Councilors had favorable things to say about Laffin, believing his political experience and professionalism would allow him to handle the responsibilities of vice chairman. Prior to being elected to the Town Council, Laffin, 33, served on the Board of Education and the Inland Wetlands and Watercourses Commission.
“Tom is a very professional type of person to begin with. Even though he’s a young guy, he’s really professional when it comes to doing business,” Prentice said. “... He studies all the information and he’s prepared.”
LeTourneau, who sat next to Laffin during Town Council meetings over the last term, agreed with Prentice, adding that his mentality makes him fit for the job.
“He’s a thinker and he doesn’t always jump in on an issue, but he does his homework and he’s well versed in the issues,” LeTourneau said. “When he does contribute, it’s a meaningful contribution.

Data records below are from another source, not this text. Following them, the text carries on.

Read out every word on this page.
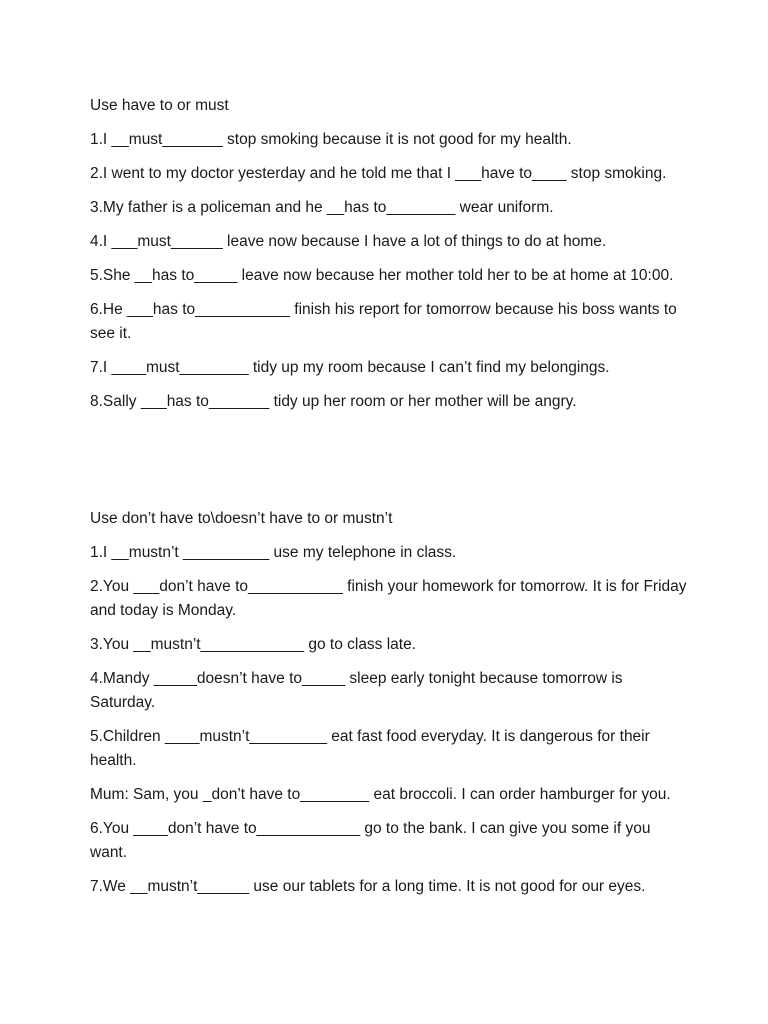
Use have to or must

1.I __must_______ stop smoking because it is not good for my health.

2.I went to my doctor yesterday and he told me that I ___have to____ stop smoking.

3.My father is a policeman and he __has to________ wear uniform.

4.I ___must______ leave now because I have a lot of things to do at home.

5.She __has to_____ leave now because her mother told her to be at home at 10:00.

6.He ___has to___________ finish his report for tomorrow because his boss wants to see it.

7.I ____must________ tidy up my room because I can’t find my belongings.

8.Sally ___has to_______ tidy up her room or her mother will be angry.

Use don’t have to\doesn’t have to or mustn’t

1.I __mustn’t __________ use my telephone in class.

2.You ___don’t have to___________ finish your homework for tomorrow. It is for Friday and today is Monday.

3.You __mustn’t____________ go to class late.

4.Mandy _____doesn’t have to_____ sleep early tonight because tomorrow is Saturday.

5.Children ____mustn’t_________ eat fast food everyday. It is dangerous for their health.

Mum: Sam, you _don’t have to________ eat broccoli. I can order hamburger for you.

6.You ____don’t have to____________ go to the bank. I can give you some if you want.

7.We __mustn’t______ use our tablets for a long time. It is not good for our eyes.
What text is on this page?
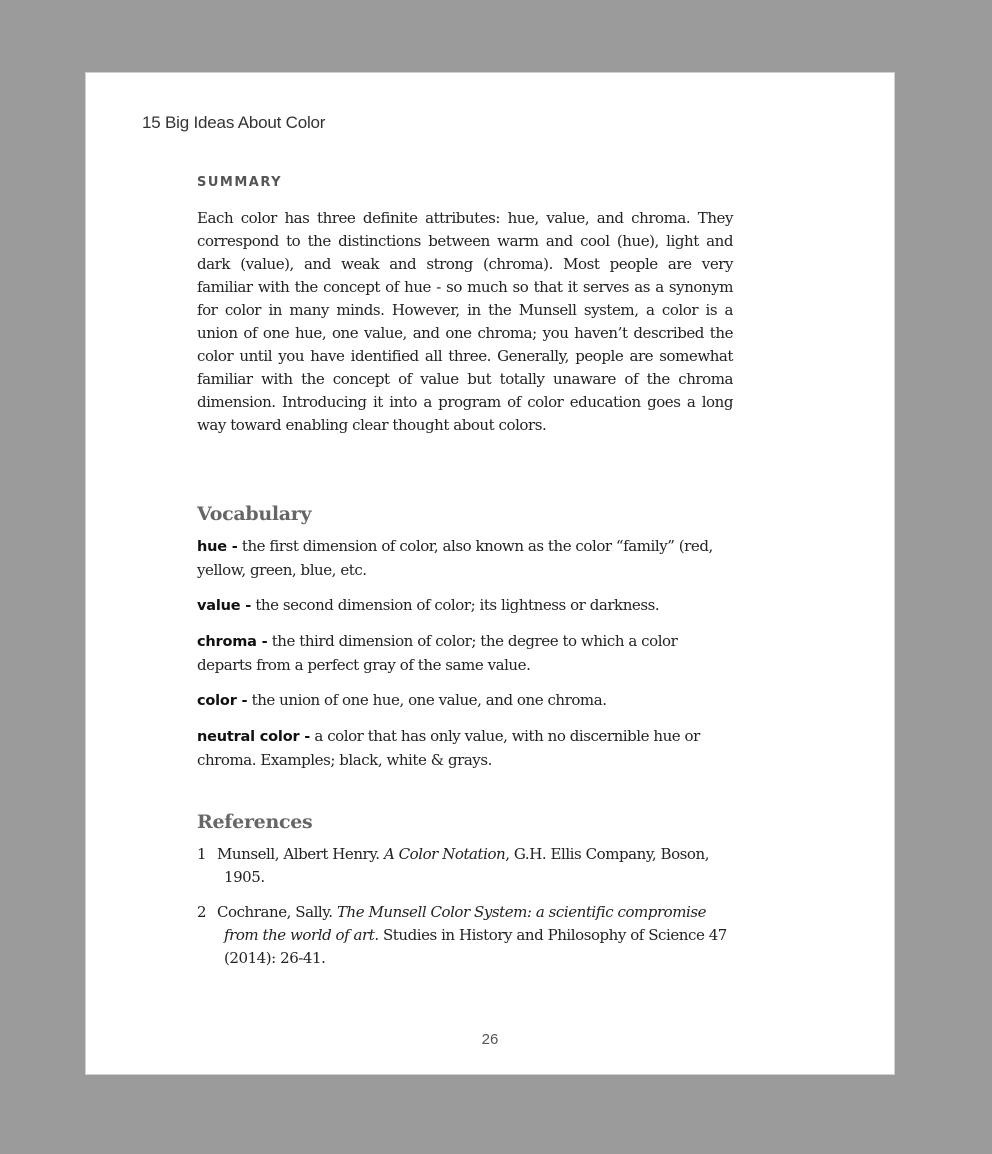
15 Big Ideas About Color
SUMMARY

Each color has three definite attributes: hue, value, and chroma. They correspond to the distinctions between warm and cool (hue), light and dark (value), and weak and strong (chroma). Most people are very familiar with the concept of hue - so much so that it serves as a synonym for color in many minds. However, in the Munsell system, a color is a union of one hue, one value, and one chroma; you haven’t described the color until you have identified all three. Generally, people are somewhat familiar with the concept of value but totally unaware of the chroma dimension. Introducing it into a program of color education goes a long way toward enabling clear thought about colors.

Vocabulary

hue - the first dimension of color, also known as the color “family” (red, yellow, green, blue, etc.

value - the second dimension of color; its lightness or darkness.

chroma - the third dimension of color; the degree to which a color departs from a perfect gray of the same value.

color - the union of one hue, one value, and one chroma.

neutral color - a color that has only value, with no discernible hue or chroma. Examples; black, white & grays.

References

1 Munsell, Albert Henry. A Color Notation, G.H. Ellis Company, Boson, 1905.

2 Cochrane, Sally. The Munsell Color System: a scientific compromise from the world of art. Studies in History and Philosophy of Science 47 (2014): 26-41.

26
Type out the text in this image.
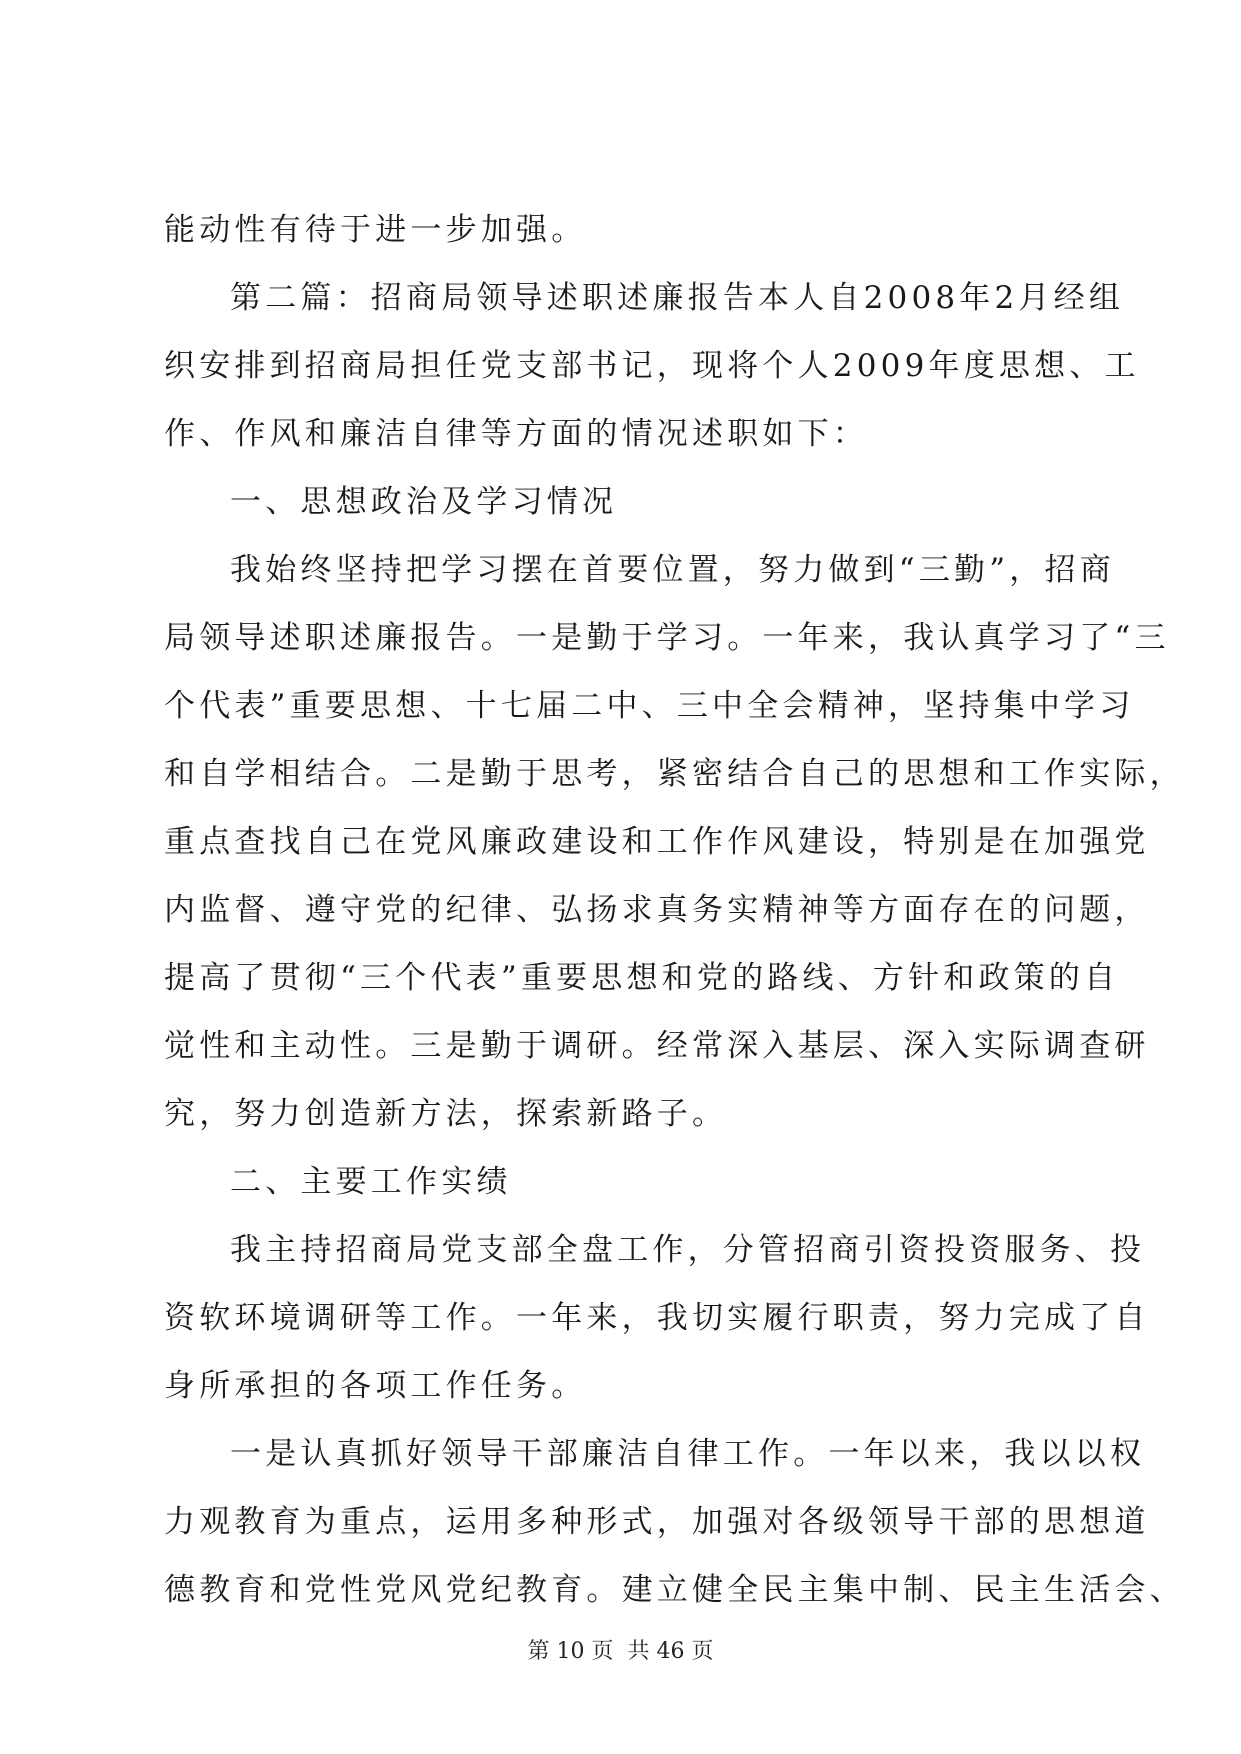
能动性有待于进一步加强。
第二篇：招商局领导述职述廉报告本人自2008年2月经组
织安排到招商局担任党支部书记，现将个人2009年度思想、工
作、作风和廉洁自律等方面的情况述职如下：
一、思想政治及学习情况
我始终坚持把学习摆在首要位置，努力做到“三勤”，招商
局领导述职述廉报告。一是勤于学习。一年来，我认真学习了“三
个代表”重要思想、十七届二中、三中全会精神，坚持集中学习
和自学相结合。二是勤于思考，紧密结合自己的思想和工作实际，
重点查找自己在党风廉政建设和工作作风建设，特别是在加强党
内监督、遵守党的纪律、弘扬求真务实精神等方面存在的问题，
提高了贯彻“三个代表”重要思想和党的路线、方针和政策的自
觉性和主动性。三是勤于调研。经常深入基层、深入实际调查研
究，努力创造新方法，探索新路子。
二、主要工作实绩
我主持招商局党支部全盘工作，分管招商引资投资服务、投
资软环境调研等工作。一年来，我切实履行职责，努力完成了自
身所承担的各项工作任务。
一是认真抓好领导干部廉洁自律工作。一年以来，我以以权
力观教育为重点，运用多种形式，加强对各级领导干部的思想道
德教育和党性党风党纪教育。建立健全民主集中制、民主生活会、
第 10 页  共 46 页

It’s not his style to weigh in on everything, which is refreshing sometimes.”
Christine Mansfield, who is leaving her seat on the Board of Education to serve her first term on the council, said Laffin and Fishbein have “different types of leadership styles,” but they both have the qualities to fulfill the role.
While she believes the councilors are capable of being vice chairman, Mansfield said she would vote for Fishbein because of his experience.
“If it were Craig or Tom, I would be voting for Craig just because he had experience co-chairing the ordinance committee,” Mansfield said. “When stacking up both guys, they’re equally capable of running it.”
She acknowledged, however, that it doesn’t look like Fishbein is “slinging” the majority of the votes
Current council Chairman Robert F. Parisi said he was the one to bring Laffin into the Republican party. Although he declined to say who he was supporting for vice chair, Parisi said he has a lot of respect for Laffin.
“He’s a bright young man and he’s an Eagle Scout,” Parisi said. “I have the deepest respect for Eagle Scouts.”
Cervoni said he hopes the vice chairman is someone he can talk to about “parliamentary procedure,” and he sees that in Laffin.
“He’s demonstrated that at various meetings. He’s got a good demeanor,” Cervoni said. “For some reason, if I need coverage for a meeting, I know he’s more than able to do it.”
Despite their support, Laffin said it’s not official until the votes are cast.
“Of course it’s not final until the vote, and it’s politics so things can change,” Laffin said. “But I like to think my experience building consensus and working out challenges has helped earn the respect of not just councilors, but the public as well.”